According to the FOIA guidebook prepared by the Michigan Attorney General’s office, local governments cannot “arbitrarily and capriciously” violate FOIA. If found to have done so in a court case, the City of East Lansing could be required by a court to pay actual damages, compensatory damages, punitive damages of $1,000, and civil fines.
ELi has previously reported on FOIA problems in the City, including in a case where the City recently inappropriately withheld information about public lawsuits. In the same case, Mayor Mark Meadows declared himself the person in charge of deciding FOIA denial appeals, even though the City’s then-existing policy named the City Manager as having that power.
Meadows and Lahanas subsequently acted to have City Council rearrange FOIA powers according to how they wanted to see it carried out – with Lahanas acting as the City’s legally-designated FOIA coordinator, instead of the City Clerk, and Meadows acting as the sole arbiter in cases of local appeal.
In the resolution passed by City Council on December 18 in a vote of 3-2, the change in FOIA powers affected not only future FOIA requests but all prior ones as well. It consequently covers ELi’s FOIA request on the Park Place application, made a day before the 3-2 vote on a new FOIA policy at Council.
Meadows, Erik Altmann, and Ruth Beier voted in favor of the change in FOIA policy. Shanna Draheim and Aaron Stephens voted against, saying they wanted to understand more about the planned changes before voting.
The policy showed up unexpectedly, without any statement of purpose, on a consent agenda, for the December 18 meeting, meaning that Meadows (who arranged the agenda) had been seeking to have it passed without discussion.

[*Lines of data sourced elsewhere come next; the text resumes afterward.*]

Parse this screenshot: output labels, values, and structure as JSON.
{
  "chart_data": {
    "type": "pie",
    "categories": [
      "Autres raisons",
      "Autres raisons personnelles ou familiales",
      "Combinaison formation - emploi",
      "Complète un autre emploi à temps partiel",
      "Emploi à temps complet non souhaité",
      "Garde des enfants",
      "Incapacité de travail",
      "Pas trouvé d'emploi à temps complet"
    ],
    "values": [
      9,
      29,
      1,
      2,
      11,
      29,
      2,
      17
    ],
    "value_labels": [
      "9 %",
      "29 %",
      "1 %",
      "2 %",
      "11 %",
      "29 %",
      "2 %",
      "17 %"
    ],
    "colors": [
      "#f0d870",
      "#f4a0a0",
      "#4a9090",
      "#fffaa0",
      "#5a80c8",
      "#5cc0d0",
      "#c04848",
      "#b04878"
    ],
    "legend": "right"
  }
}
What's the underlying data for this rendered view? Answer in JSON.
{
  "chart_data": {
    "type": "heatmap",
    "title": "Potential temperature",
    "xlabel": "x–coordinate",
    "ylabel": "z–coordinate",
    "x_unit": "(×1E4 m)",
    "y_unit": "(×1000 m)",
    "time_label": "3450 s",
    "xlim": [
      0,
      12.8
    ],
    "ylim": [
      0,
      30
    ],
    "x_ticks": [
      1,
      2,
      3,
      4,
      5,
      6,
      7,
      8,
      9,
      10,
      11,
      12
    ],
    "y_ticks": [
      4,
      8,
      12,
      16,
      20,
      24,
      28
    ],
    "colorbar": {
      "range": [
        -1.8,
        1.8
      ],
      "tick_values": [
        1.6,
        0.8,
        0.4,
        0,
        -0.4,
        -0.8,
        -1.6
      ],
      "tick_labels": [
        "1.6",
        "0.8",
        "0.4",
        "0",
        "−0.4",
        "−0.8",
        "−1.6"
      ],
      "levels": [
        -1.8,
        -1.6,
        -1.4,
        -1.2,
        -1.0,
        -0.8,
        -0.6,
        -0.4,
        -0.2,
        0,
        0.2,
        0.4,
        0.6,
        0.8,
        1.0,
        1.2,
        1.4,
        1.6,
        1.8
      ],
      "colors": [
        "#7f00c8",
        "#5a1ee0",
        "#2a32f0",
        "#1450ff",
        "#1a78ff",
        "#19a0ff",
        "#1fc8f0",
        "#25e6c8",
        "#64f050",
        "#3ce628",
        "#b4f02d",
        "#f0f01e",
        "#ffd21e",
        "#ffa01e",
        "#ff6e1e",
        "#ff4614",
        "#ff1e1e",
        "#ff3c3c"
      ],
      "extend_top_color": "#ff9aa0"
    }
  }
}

Draheim and Stephens attempted unsuccessfully to delay vote on the new FOIA policy until the next Council meeting, in January.
The Park Place project was presented to City Council orally in unfinished form on December 11. At that point, plans called for a 14-story building along Abbot Road and a 12-story building along Evergreen Avenue, near Valley Court Park, just north of Peoples Church.
Planning Commission voted two days later 6-2 against recommending a draft ordinance that would have prepared the way for a building of that size along Evergreen Avenue.